Lucien lay half-buried in ash and snow, his black coat torn, his silver hair matted with blood. One arm was twisted beneath him, and the other was curled protectively over his chest. But his eyes—his eyes were still open, still glowing faintly like dying embers.

"Eira," he whispered, voice raw.

She fell to her knees beside him. "You're alive. Gods—you're alive."

"I told you I was hard to kill."

He tried to smile. It came out as a grimace.

Eira gently brushed the blood from his cheek, her heart breaking at the sight of him. "What happened?"

"Summoned something ancient. A Shadow Wyrm. We weren't ready… Lost too many men."

His breathing hitched. She could hear the wheeze in his lungs—he was hurt badly. Too badly.

"We have to move him!" she called back to Ravien, who had just caught up.

Lucien gripped her wrist weakly. "No. Wait—"
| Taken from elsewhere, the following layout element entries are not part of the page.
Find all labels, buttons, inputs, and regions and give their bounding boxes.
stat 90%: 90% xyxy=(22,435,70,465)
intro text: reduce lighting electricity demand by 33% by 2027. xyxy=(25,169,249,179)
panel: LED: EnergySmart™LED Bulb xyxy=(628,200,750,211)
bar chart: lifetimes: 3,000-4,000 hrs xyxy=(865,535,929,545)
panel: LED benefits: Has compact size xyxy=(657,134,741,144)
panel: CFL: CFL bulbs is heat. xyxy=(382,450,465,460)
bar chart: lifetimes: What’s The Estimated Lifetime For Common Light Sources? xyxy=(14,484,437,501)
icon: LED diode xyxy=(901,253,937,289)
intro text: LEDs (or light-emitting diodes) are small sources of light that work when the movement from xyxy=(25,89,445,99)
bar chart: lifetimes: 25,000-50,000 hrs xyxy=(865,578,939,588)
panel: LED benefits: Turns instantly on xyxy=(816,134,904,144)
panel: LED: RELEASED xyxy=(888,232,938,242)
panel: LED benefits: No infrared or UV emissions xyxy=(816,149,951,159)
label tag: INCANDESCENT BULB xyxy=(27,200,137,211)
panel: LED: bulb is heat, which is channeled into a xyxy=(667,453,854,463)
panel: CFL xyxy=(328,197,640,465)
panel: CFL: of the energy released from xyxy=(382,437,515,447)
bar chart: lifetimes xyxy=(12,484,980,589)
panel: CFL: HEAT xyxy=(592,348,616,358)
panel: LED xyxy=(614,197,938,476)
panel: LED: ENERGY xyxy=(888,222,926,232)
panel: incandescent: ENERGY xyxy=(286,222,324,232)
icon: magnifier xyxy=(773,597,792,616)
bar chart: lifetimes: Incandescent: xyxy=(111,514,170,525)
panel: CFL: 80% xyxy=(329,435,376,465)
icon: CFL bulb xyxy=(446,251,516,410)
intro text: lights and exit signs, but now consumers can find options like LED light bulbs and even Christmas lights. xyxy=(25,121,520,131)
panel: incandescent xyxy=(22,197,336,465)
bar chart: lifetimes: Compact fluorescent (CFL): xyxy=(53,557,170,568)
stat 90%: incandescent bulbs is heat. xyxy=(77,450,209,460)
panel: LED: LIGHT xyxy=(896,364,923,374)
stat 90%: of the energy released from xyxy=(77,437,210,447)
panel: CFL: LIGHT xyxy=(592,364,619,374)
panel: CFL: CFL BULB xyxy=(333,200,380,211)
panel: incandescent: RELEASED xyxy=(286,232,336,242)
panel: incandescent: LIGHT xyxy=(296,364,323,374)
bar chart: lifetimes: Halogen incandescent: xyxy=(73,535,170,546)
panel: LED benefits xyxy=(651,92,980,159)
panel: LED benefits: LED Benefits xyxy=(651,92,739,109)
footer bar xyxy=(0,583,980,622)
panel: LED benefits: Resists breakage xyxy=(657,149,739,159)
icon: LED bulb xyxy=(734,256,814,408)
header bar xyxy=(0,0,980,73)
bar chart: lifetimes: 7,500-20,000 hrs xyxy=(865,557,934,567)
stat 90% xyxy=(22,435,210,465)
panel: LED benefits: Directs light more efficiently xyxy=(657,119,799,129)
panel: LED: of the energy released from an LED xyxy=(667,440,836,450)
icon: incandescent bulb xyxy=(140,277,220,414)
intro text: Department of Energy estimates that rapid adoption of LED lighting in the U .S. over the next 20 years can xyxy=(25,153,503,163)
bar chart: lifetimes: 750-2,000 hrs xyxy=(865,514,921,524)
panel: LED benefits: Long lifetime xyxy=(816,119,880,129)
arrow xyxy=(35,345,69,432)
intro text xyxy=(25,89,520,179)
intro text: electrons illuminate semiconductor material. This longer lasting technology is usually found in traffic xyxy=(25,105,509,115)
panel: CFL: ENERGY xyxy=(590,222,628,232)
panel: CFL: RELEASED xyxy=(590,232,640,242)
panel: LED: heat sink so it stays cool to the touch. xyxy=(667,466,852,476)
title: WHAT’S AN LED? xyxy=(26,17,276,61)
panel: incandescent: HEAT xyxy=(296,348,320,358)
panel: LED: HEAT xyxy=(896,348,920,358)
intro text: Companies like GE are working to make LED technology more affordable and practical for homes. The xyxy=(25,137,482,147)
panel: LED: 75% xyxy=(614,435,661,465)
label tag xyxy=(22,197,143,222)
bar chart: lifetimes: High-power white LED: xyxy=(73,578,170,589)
"You're bleeding. We don't have time."

"Listen—Eira—" He coughed. Blood splattered on his lips. "The beast… it's not dead."

She froze.

"What?"

"It went underground. Feeding on blood. Healing. It'll come back."

Eira looked to Ravien, whose face had gone pale. "We need to get him out of here now, help me get him up"

But even as she spoke, the ground trembled.

Not softly. Not subtly.

Like something enormous was waking beneath the earth.

A groan, like stone splitting. Then—a shriek.

It came from beneath them.

Eira's Crest burst into silver fire.

Lucien's eyes widened. "You're glowing."

"I remembered something," she said breathlessly. "I remembered us."

The light from her Crest flared, lighting the ridge in pure moonfire.

And from the cracked earth behind them, the beast rose again.

Tall as the treetops. Wings of shadow. A mouth filled with fire.

The Shadow Wyrm had returned.

Eira stood, heart pounding.

This time, she would not run. She summoned all her courage taking in a sharp breath waiting for what was to come.